Kaptanımız deneyimli ya, sanki düz yolda arabayla gidiyor.
Olur mu çeker mi bu hızla bu yükü?
Verdiği cevap, bak gör niçin olmasın.
Yolda değil dörtlemek birle bile zor çıkıyoruz,bazı yerlerde ise takviyeye geçiyoruz.
Epey badire atlatarak dördüncü köy olan Hüyücek’e varıyoruz.
Meğerse daha dik olan yere henüz gelmemişiz.
Tırmanışa geçmesiyle çekişten düşmesi bir oluyor motorun ve patinaja başlıyor.

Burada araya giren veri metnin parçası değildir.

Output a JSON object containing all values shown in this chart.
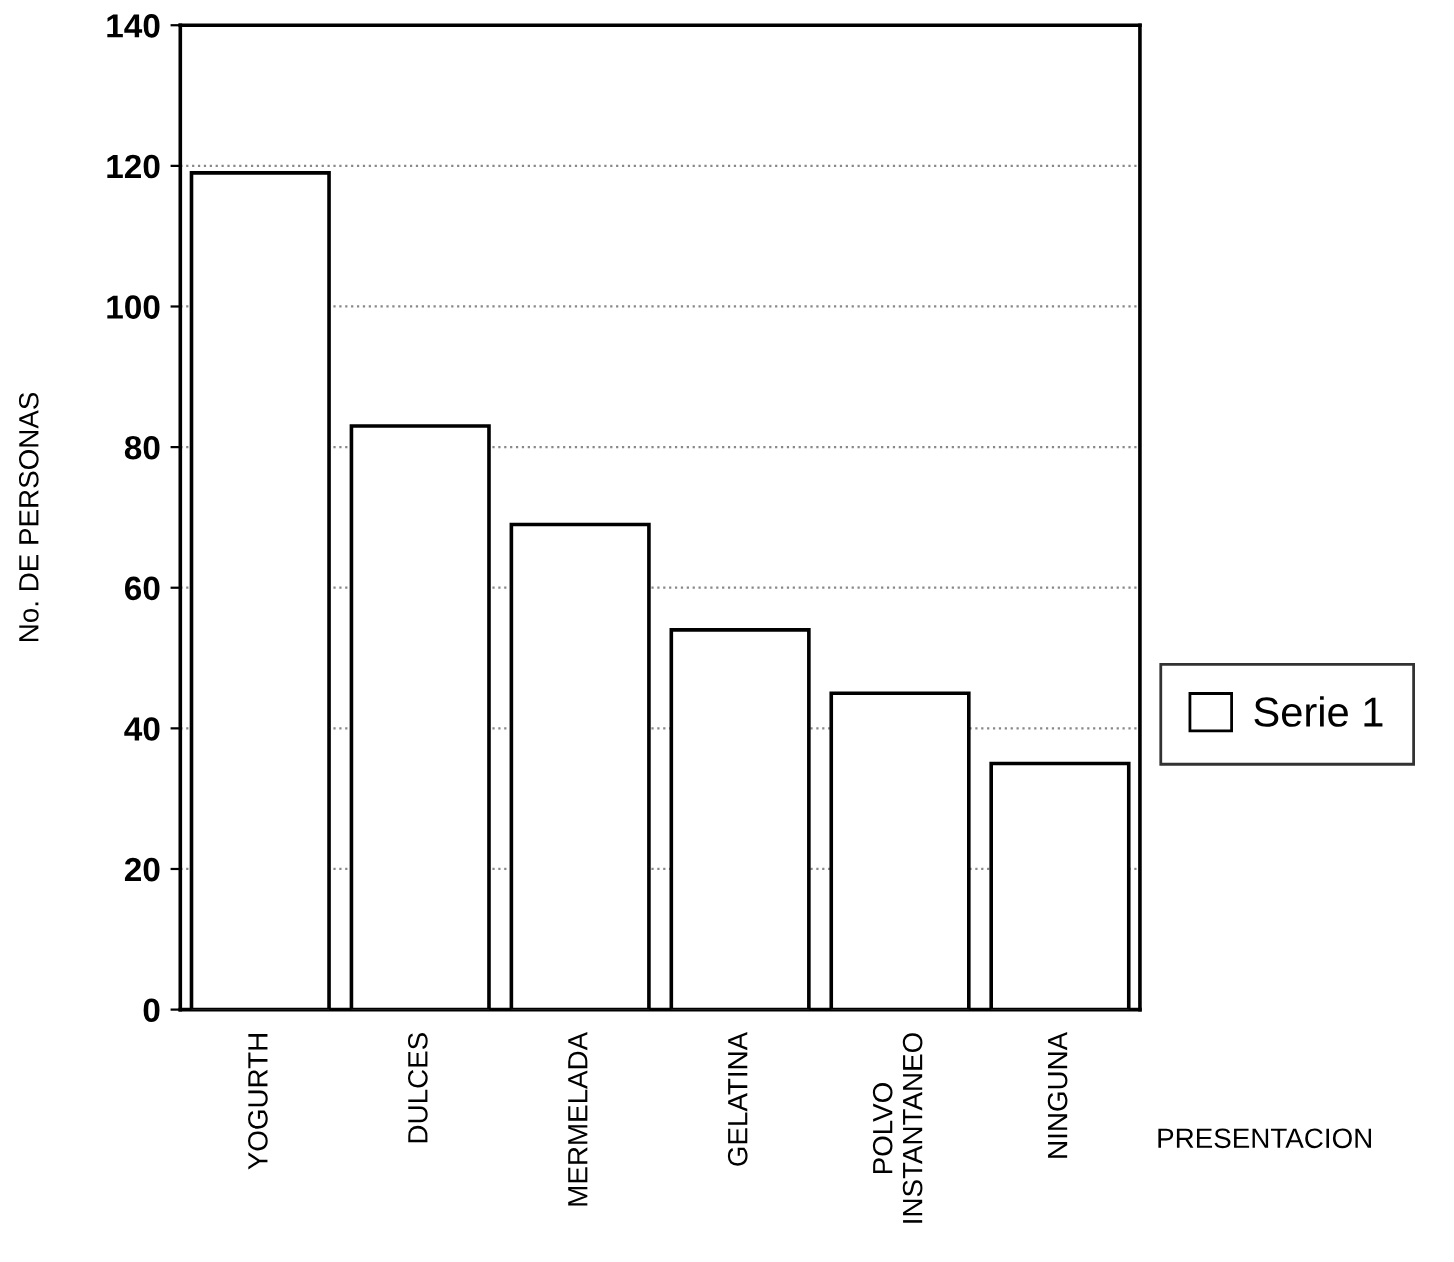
{
  "chart_data": {
    "type": "bar",
    "xlabel": "PRESENTACION",
    "ylabel": "No. DE PERSONAS",
    "categories": [
      "YOGURTH",
      "DULCES",
      "MERMELADA",
      "GELATINA",
      "POLVO\nINSTANTANEO",
      "NINGUNA"
    ],
    "series": [
      {
        "name": "Serie 1",
        "color": "#ffffff",
        "values": [
          119,
          83,
          69,
          54,
          45,
          35
        ]
      }
    ],
    "ylim": [
      0,
      140
    ],
    "yticks": [
      0,
      20,
      40,
      60,
      80,
      100,
      120,
      140
    ],
    "grid": "y",
    "legend": "right"
  }
}
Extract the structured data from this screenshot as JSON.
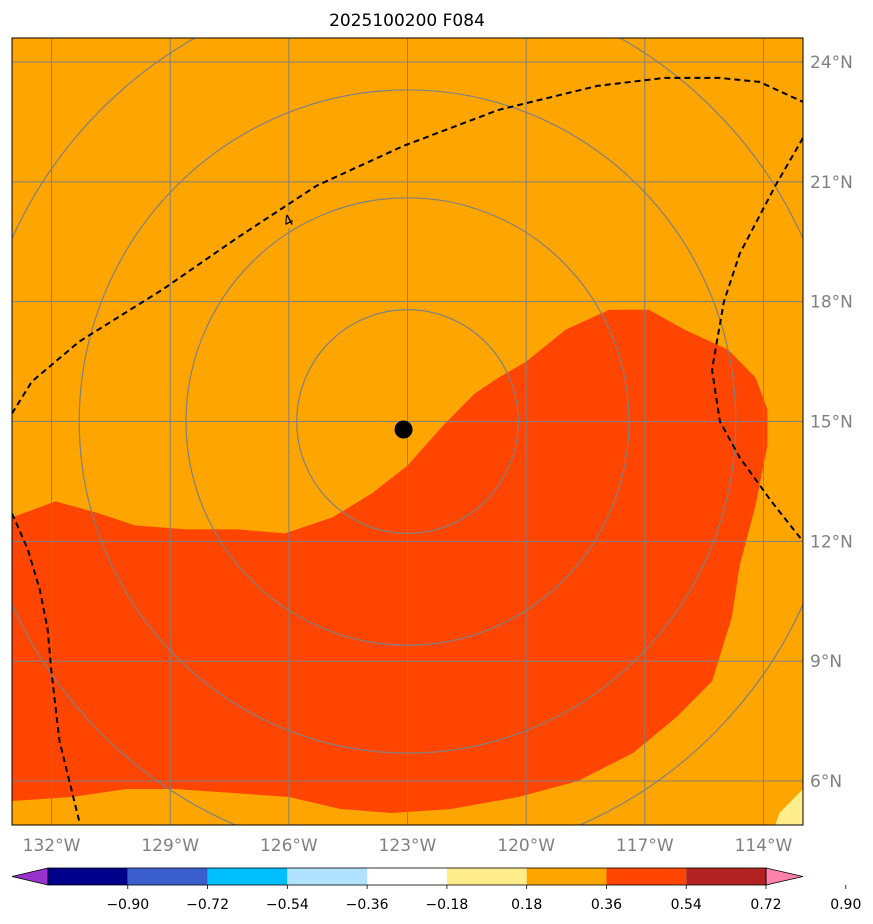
{
  "chart_data": {
    "type": "filled-contour map",
    "title": "2025100200 F084",
    "xlim": [
      -133.0,
      -113.0
    ],
    "ylim": [
      4.9,
      24.6
    ],
    "x_ticks": [
      {
        "value": -132,
        "label": "132°W"
      },
      {
        "value": -129,
        "label": "129°W"
      },
      {
        "value": -126,
        "label": "126°W"
      },
      {
        "value": -123,
        "label": "123°W"
      },
      {
        "value": -120,
        "label": "120°W"
      },
      {
        "value": -117,
        "label": "117°W"
      },
      {
        "value": -114,
        "label": "114°W"
      }
    ],
    "y_ticks": [
      {
        "value": 6,
        "label": "6°N"
      },
      {
        "value": 9,
        "label": "9°N"
      },
      {
        "value": 12,
        "label": "12°N"
      },
      {
        "value": 15,
        "label": "15°N"
      },
      {
        "value": 18,
        "label": "18°N"
      },
      {
        "value": 21,
        "label": "21°N"
      },
      {
        "value": 24,
        "label": "24°N"
      }
    ],
    "colorbar": {
      "levels": [
        -0.9,
        -0.72,
        -0.54,
        -0.36,
        -0.18,
        0.18,
        0.36,
        0.54,
        0.72,
        0.9
      ],
      "labels": [
        "−0.90",
        "−0.72",
        "−0.54",
        "−0.36",
        "−0.18",
        "0.18",
        "0.36",
        "0.54",
        "0.72",
        "0.90"
      ],
      "colors": [
        "#9932CC",
        "#00008B",
        "#3A5FCD",
        "#00BFFF",
        "#B0E2FF",
        "#FFFFFF",
        "#FFEC8B",
        "#FFA500",
        "#FF4500",
        "#B22222",
        "#FF82AB"
      ]
    },
    "background_fill": "#FFA500",
    "regions": [
      {
        "name": "band-0.72",
        "color": "#FF4500",
        "points": [
          [
            -133.0,
            12.6
          ],
          [
            -131.9,
            13.0
          ],
          [
            -130.8,
            12.7
          ],
          [
            -129.9,
            12.4
          ],
          [
            -128.6,
            12.3
          ],
          [
            -127.3,
            12.3
          ],
          [
            -126.1,
            12.2
          ],
          [
            -124.9,
            12.6
          ],
          [
            -123.9,
            13.2
          ],
          [
            -123.0,
            13.9
          ],
          [
            -122.1,
            14.9
          ],
          [
            -121.3,
            15.7
          ],
          [
            -120.7,
            16.1
          ],
          [
            -120.0,
            16.5
          ],
          [
            -119.0,
            17.3
          ],
          [
            -117.9,
            17.8
          ],
          [
            -116.9,
            17.8
          ],
          [
            -116.0,
            17.3
          ],
          [
            -114.9,
            16.8
          ],
          [
            -114.2,
            16.1
          ],
          [
            -113.9,
            15.3
          ],
          [
            -113.9,
            14.4
          ],
          [
            -114.2,
            12.9
          ],
          [
            -114.6,
            11.4
          ],
          [
            -114.8,
            10.1
          ],
          [
            -115.3,
            8.5
          ],
          [
            -116.2,
            7.6
          ],
          [
            -117.3,
            6.7
          ],
          [
            -118.7,
            6.0
          ],
          [
            -120.2,
            5.6
          ],
          [
            -121.9,
            5.3
          ],
          [
            -123.4,
            5.2
          ],
          [
            -124.7,
            5.3
          ],
          [
            -126.0,
            5.6
          ],
          [
            -127.4,
            5.7
          ],
          [
            -128.9,
            5.8
          ],
          [
            -130.1,
            5.8
          ],
          [
            -131.5,
            5.6
          ],
          [
            -133.0,
            5.5
          ]
        ]
      },
      {
        "name": "band-0.36-corner",
        "color": "#FFEC8B",
        "points": [
          [
            -113.0,
            5.8
          ],
          [
            -113.6,
            5.2
          ],
          [
            -113.7,
            4.9
          ],
          [
            -113.0,
            4.9
          ]
        ]
      }
    ],
    "dashed_contours": [
      {
        "label": "4",
        "label_at": [
          -126.0,
          20.0
        ],
        "points": [
          [
            -133.0,
            15.2
          ],
          [
            -132.5,
            16.0
          ],
          [
            -131.3,
            17.0
          ],
          [
            -129.2,
            18.3
          ],
          [
            -127.3,
            19.6
          ],
          [
            -125.3,
            20.9
          ],
          [
            -123.1,
            21.9
          ],
          [
            -120.7,
            22.8
          ],
          [
            -118.2,
            23.4
          ],
          [
            -116.5,
            23.6
          ],
          [
            -115.1,
            23.6
          ],
          [
            -114.1,
            23.5
          ],
          [
            -113.0,
            23.0
          ]
        ]
      },
      {
        "label": "",
        "label_at": null,
        "points": [
          [
            -113.0,
            22.1
          ],
          [
            -113.7,
            20.9
          ],
          [
            -114.6,
            19.2
          ],
          [
            -115.0,
            18.0
          ],
          [
            -115.3,
            16.3
          ],
          [
            -115.1,
            15.0
          ],
          [
            -114.6,
            14.1
          ],
          [
            -113.8,
            13.0
          ],
          [
            -113.0,
            12.0
          ]
        ]
      },
      {
        "label": "",
        "label_at": null,
        "points": [
          [
            -133.0,
            12.7
          ],
          [
            -132.6,
            11.8
          ],
          [
            -132.3,
            10.8
          ],
          [
            -132.1,
            9.8
          ],
          [
            -132.0,
            8.7
          ],
          [
            -131.8,
            7.0
          ],
          [
            -131.5,
            5.8
          ],
          [
            -131.3,
            5.0
          ]
        ]
      }
    ],
    "range_rings": {
      "center": [
        -123.0,
        15.0
      ],
      "radii_deg": [
        2.8,
        5.6,
        8.3,
        11.0
      ]
    },
    "storm_marker": {
      "lon": -123.1,
      "lat": 14.8,
      "symbol": "filled-circle",
      "color": "#000000"
    }
  }
}
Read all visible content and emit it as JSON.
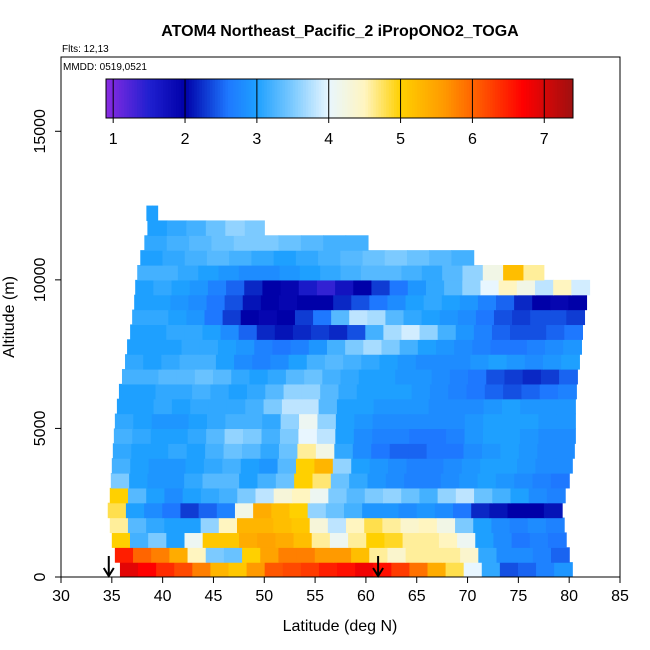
{
  "chart_data": {
    "type": "heatmap",
    "title": "ATOM4 Northeast_Pacific_2 iPropONO2_TOGA",
    "annotations": [
      "Flts: 12,13",
      "MMDD: 0519,0521"
    ],
    "xlabel": "Latitude (deg N)",
    "ylabel": "Altitude (m)",
    "xlim": [
      30,
      85
    ],
    "ylim": [
      0,
      17500
    ],
    "xticks": [
      30,
      35,
      40,
      45,
      50,
      55,
      60,
      65,
      70,
      75,
      80,
      85
    ],
    "yticks": [
      0,
      5000,
      10000,
      15000
    ],
    "colorbar": {
      "range": [
        0.9,
        7.4
      ],
      "ticks": [
        1,
        2,
        3,
        4,
        5,
        6,
        7
      ],
      "stops": [
        {
          "v": 0.9,
          "c": "#8a2be2"
        },
        {
          "v": 1.5,
          "c": "#2020d0"
        },
        {
          "v": 2.0,
          "c": "#0000a8"
        },
        {
          "v": 2.6,
          "c": "#1e78ff"
        },
        {
          "v": 3.0,
          "c": "#1ea0ff"
        },
        {
          "v": 3.5,
          "c": "#7ccaff"
        },
        {
          "v": 4.0,
          "c": "#e8f6ff"
        },
        {
          "v": 4.5,
          "c": "#fff5c0"
        },
        {
          "v": 5.0,
          "c": "#ffd000"
        },
        {
          "v": 5.6,
          "c": "#ff9a00"
        },
        {
          "v": 6.2,
          "c": "#ff4a00"
        },
        {
          "v": 6.7,
          "c": "#ff0000"
        },
        {
          "v": 7.4,
          "c": "#9e1010"
        }
      ]
    },
    "arrows_latitude": [
      34.7,
      61.2
    ],
    "layers": [
      {
        "alt": 250,
        "x0": 35.8,
        "x1": 80.3,
        "values": [
          6.9,
          6.7,
          6.4,
          6.2,
          5.8,
          5.3,
          5.1,
          5.6,
          6.1,
          6.2,
          6.3,
          6.5,
          6.6,
          6.8,
          6.6,
          6.3,
          5.9,
          5.4,
          4.8,
          4.0,
          3.1,
          2.4,
          2.5,
          2.7,
          2.9
        ]
      },
      {
        "alt": 750,
        "x0": 35.3,
        "x1": 80.0,
        "values": [
          6.5,
          6.0,
          5.8,
          5.4,
          4.5,
          3.5,
          3.4,
          5.0,
          5.5,
          5.8,
          5.8,
          5.6,
          5.6,
          5.2,
          4.6,
          4.4,
          4.6,
          4.6,
          4.6,
          4.4,
          3.1,
          2.8,
          2.8,
          2.7,
          2.5
        ]
      },
      {
        "alt": 1250,
        "x0": 35.0,
        "x1": 79.7,
        "values": [
          5.0,
          3.2,
          3.5,
          3.0,
          4.1,
          5.1,
          5.1,
          5.4,
          5.5,
          5.4,
          5.2,
          4.6,
          4.1,
          4.6,
          5.0,
          4.9,
          4.6,
          4.6,
          4.5,
          4.1,
          3.0,
          2.8,
          2.6,
          2.7,
          2.6
        ]
      },
      {
        "alt": 1750,
        "x0": 34.8,
        "x1": 79.5,
        "values": [
          4.6,
          3.3,
          3.1,
          3.0,
          3.0,
          3.6,
          4.5,
          5.3,
          5.3,
          5.2,
          5.1,
          4.3,
          3.8,
          4.5,
          4.8,
          4.6,
          4.4,
          4.5,
          4.2,
          3.5,
          3.0,
          2.8,
          2.7,
          2.8,
          2.7
        ]
      },
      {
        "alt": 2250,
        "x0": 34.6,
        "x1": 79.3,
        "values": [
          4.8,
          3.0,
          2.8,
          2.6,
          2.3,
          2.5,
          2.7,
          4.2,
          5.4,
          5.2,
          5.0,
          3.6,
          3.4,
          3.2,
          2.9,
          2.9,
          2.8,
          2.9,
          2.8,
          2.6,
          2.2,
          2.1,
          2.0,
          2.0,
          2.1
        ]
      },
      {
        "alt": 2750,
        "x0": 34.8,
        "x1": 79.6,
        "values": [
          5.0,
          3.3,
          3.0,
          2.8,
          3.0,
          3.1,
          3.2,
          3.5,
          3.8,
          4.3,
          4.5,
          4.1,
          3.5,
          3.3,
          3.5,
          3.6,
          3.4,
          3.2,
          3.6,
          3.8,
          3.4,
          3.2,
          3.0,
          2.8,
          2.7
        ]
      },
      {
        "alt": 3250,
        "x0": 34.9,
        "x1": 80.0,
        "values": [
          3.5,
          3.0,
          2.9,
          2.9,
          3.1,
          3.3,
          3.3,
          3.0,
          3.2,
          3.4,
          5.0,
          4.7,
          3.4,
          3.1,
          2.9,
          2.8,
          2.7,
          2.7,
          2.8,
          2.9,
          3.0,
          2.9,
          2.8,
          2.7,
          2.6
        ]
      },
      {
        "alt": 3750,
        "x0": 35.0,
        "x1": 80.3,
        "values": [
          3.2,
          3.0,
          2.9,
          2.9,
          3.0,
          3.1,
          3.2,
          3.0,
          2.9,
          3.3,
          5.0,
          5.3,
          3.6,
          3.0,
          2.9,
          2.8,
          2.7,
          2.7,
          2.8,
          2.9,
          3.0,
          3.0,
          2.9,
          2.8,
          2.8
        ]
      },
      {
        "alt": 4250,
        "x0": 35.1,
        "x1": 80.5,
        "values": [
          3.1,
          3.0,
          3.0,
          3.1,
          3.0,
          3.2,
          3.4,
          3.3,
          3.1,
          3.4,
          4.6,
          4.2,
          3.1,
          2.8,
          2.6,
          2.5,
          2.5,
          2.6,
          2.6,
          2.8,
          2.9,
          3.0,
          2.9,
          2.8,
          2.8
        ]
      },
      {
        "alt": 4750,
        "x0": 35.2,
        "x1": 80.6,
        "values": [
          3.2,
          3.1,
          3.0,
          3.0,
          3.1,
          3.3,
          3.6,
          3.5,
          3.2,
          3.5,
          4.0,
          3.8,
          3.0,
          2.8,
          2.7,
          2.7,
          2.6,
          2.6,
          2.7,
          2.9,
          3.0,
          3.0,
          2.9,
          2.8,
          2.8
        ]
      },
      {
        "alt": 5250,
        "x0": 35.3,
        "x1": 80.6,
        "values": [
          3.1,
          3.0,
          2.9,
          2.9,
          3.0,
          3.1,
          3.2,
          3.2,
          3.1,
          3.6,
          4.1,
          3.6,
          3.0,
          2.9,
          2.8,
          2.8,
          2.8,
          2.8,
          2.8,
          2.9,
          3.0,
          3.0,
          3.0,
          2.9,
          2.9
        ]
      },
      {
        "alt": 5750,
        "x0": 35.5,
        "x1": 80.6,
        "values": [
          3.0,
          3.0,
          3.1,
          3.0,
          3.1,
          3.1,
          3.1,
          3.2,
          3.5,
          3.8,
          3.8,
          3.3,
          3.0,
          3.0,
          2.9,
          2.9,
          2.9,
          2.8,
          2.8,
          2.8,
          2.9,
          3.0,
          2.9,
          2.9,
          2.9
        ]
      },
      {
        "alt": 6250,
        "x0": 35.7,
        "x1": 80.7,
        "values": [
          3.0,
          3.0,
          3.1,
          3.1,
          3.2,
          3.1,
          3.0,
          3.1,
          3.3,
          3.6,
          3.6,
          3.3,
          3.1,
          3.0,
          3.0,
          3.0,
          2.9,
          2.8,
          2.7,
          2.6,
          2.5,
          2.4,
          2.5,
          2.6,
          2.7
        ]
      },
      {
        "alt": 6750,
        "x0": 36.0,
        "x1": 80.8,
        "values": [
          3.2,
          3.2,
          3.3,
          3.3,
          3.4,
          3.3,
          3.1,
          3.0,
          3.1,
          3.3,
          3.4,
          3.2,
          3.1,
          3.0,
          3.0,
          2.9,
          2.9,
          2.8,
          2.7,
          2.6,
          2.4,
          2.3,
          2.2,
          2.3,
          2.5
        ]
      },
      {
        "alt": 7250,
        "x0": 36.3,
        "x1": 81.0,
        "values": [
          3.1,
          3.0,
          3.1,
          3.2,
          3.2,
          3.0,
          2.8,
          2.7,
          2.8,
          3.0,
          3.2,
          3.3,
          3.2,
          3.1,
          3.0,
          2.9,
          2.8,
          2.8,
          2.8,
          2.9,
          3.0,
          2.9,
          2.8,
          2.9,
          3.0
        ]
      },
      {
        "alt": 7750,
        "x0": 36.5,
        "x1": 81.2,
        "values": [
          3.0,
          3.0,
          3.0,
          3.1,
          3.1,
          3.0,
          2.9,
          2.7,
          2.6,
          2.7,
          2.9,
          3.2,
          3.5,
          3.7,
          3.5,
          3.2,
          3.0,
          2.9,
          2.8,
          2.7,
          2.6,
          2.6,
          2.7,
          2.8,
          2.9
        ]
      },
      {
        "alt": 8250,
        "x0": 36.8,
        "x1": 81.3,
        "values": [
          3.0,
          3.0,
          3.1,
          3.1,
          3.0,
          2.8,
          2.5,
          2.2,
          2.1,
          2.2,
          2.3,
          2.2,
          2.4,
          3.2,
          3.7,
          3.9,
          3.6,
          3.2,
          2.9,
          2.7,
          2.5,
          2.4,
          2.4,
          2.5,
          2.6
        ]
      },
      {
        "alt": 8750,
        "x0": 37.0,
        "x1": 81.5,
        "values": [
          3.1,
          3.1,
          3.0,
          2.9,
          2.6,
          2.3,
          2.0,
          1.9,
          2.0,
          2.3,
          2.6,
          3.3,
          3.8,
          3.7,
          3.3,
          3.1,
          3.0,
          2.9,
          2.8,
          2.6,
          2.4,
          2.3,
          2.4,
          2.4,
          2.3
        ]
      },
      {
        "alt": 9250,
        "x0": 37.2,
        "x1": 81.7,
        "values": [
          3.0,
          3.0,
          2.9,
          2.8,
          2.6,
          2.4,
          2.1,
          2.0,
          1.9,
          2.0,
          2.0,
          2.2,
          2.4,
          2.6,
          2.8,
          3.0,
          3.1,
          3.0,
          2.9,
          2.7,
          2.5,
          2.2,
          2.0,
          1.9,
          2.0
        ]
      },
      {
        "alt": 9750,
        "x0": 37.3,
        "x1": 82.0,
        "values": [
          3.0,
          3.1,
          3.0,
          2.9,
          2.7,
          2.5,
          2.2,
          2.0,
          1.9,
          1.6,
          1.4,
          1.7,
          2.0,
          2.3,
          2.6,
          2.9,
          3.1,
          3.3,
          3.6,
          4.0,
          4.5,
          4.2,
          3.8,
          4.5,
          3.9
        ]
      },
      {
        "alt": 10250,
        "x0": 37.5,
        "x1": 77.5,
        "values": [
          3.2,
          3.2,
          3.1,
          3.0,
          2.9,
          2.8,
          2.8,
          2.9,
          3.0,
          3.1,
          3.2,
          3.3,
          3.3,
          3.2,
          3.1,
          3.3,
          3.6,
          4.2,
          5.2,
          4.6
        ]
      },
      {
        "alt": 10750,
        "x0": 37.8,
        "x1": 70.6,
        "values": [
          3.0,
          3.1,
          3.2,
          3.3,
          3.2,
          3.1,
          3.0,
          3.1,
          3.2,
          3.3,
          3.4,
          3.5,
          3.4,
          3.3,
          3.2
        ]
      },
      {
        "alt": 11250,
        "x0": 38.2,
        "x1": 60.2,
        "values": [
          3.1,
          3.2,
          3.3,
          3.4,
          3.5,
          3.5,
          3.4,
          3.3,
          3.2,
          3.2
        ]
      },
      {
        "alt": 11750,
        "x0": 38.5,
        "x1": 50.0,
        "values": [
          3.0,
          3.1,
          3.2,
          3.4,
          3.6,
          3.5
        ]
      },
      {
        "alt": 12250,
        "x0": 38.4,
        "x1": 39.5,
        "values": [
          3.0,
          3.0
        ]
      }
    ]
  }
}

Atla aşağıya Kemal diyor Hacı ağabeyim.
Böyle çıkmayacak, bir başka yol bulmalıyız.
Nasıl bir yol?
Hafif geriye,sonra iz değiştirerek ileriye diyor.
Bir sorun olmasın diyorum,arkaya kaçırırız,römork çeker götürür bizi diyorum.
Bana güven diyor.
Tam dik yerdeyiz ve hafif bir gazla motoru geriye doğru kıpırdatıyor.
Kıpırdıyor ama durdurmak ne mümkün.
İşte sonrasındaki olay..
...............................
Arka tekerlekler iz yaptığı çukurdan çıkar çıkmaz ağır yüklü römork hızla geriye doğru çekti tarifi imkansız bir şekilde. Artık iş işten geçmişti ve durdurmak mümkün değildi alıp götürüyordu traktörü, erzak yüklü römork.
Son anda atladı Hacı ağabeyim ve ön tekerlek ayak bileğinden geçti ama traktör vagonuyla birlikte uçuruma yuvarlandı.
Tam dibi boyladı derken bir inanılmaz gerçekleşti, römork bir çalıya dolandı, ters döndü ve traktörün üzerine çıkarak asılı kaldı. Zayiat az değildi ama yine de ucuz kurtulmuştuk.
Öncelikle canımız, sonrasında malımız.
Motoru gözüm görmüyordu, önce Hacı ağabeyime bakmalıydım. İyiydi, kırık çıkık yoktu. Diz çökmüş, hıçkıra hıçkıra ağlıyordu bir kenarda.
Motor hala çalışıyordu gidip onu durdurdum. Olan olmuştu yapacak bir şey yoktu. Biraz teskin edildik ahali tarafından. Sağolsunlar eve alıp açlığımızı giderdiler. Olan zavallı bakkala olmuştu. Tüm erzakları saçılmıştı etrafa ve o onları toplamakla meşguldü.
Haber nasıl ulaştırılacaktı şimdi büyükerimize.
Yardım nasıl getirilecekti. Traktör dibi görmese de uçurumu yarılamıştı, yerinden nasıl çıkarılacaktı?
Hasar ne kadardı acaba,külliyatlı bir şey miydi?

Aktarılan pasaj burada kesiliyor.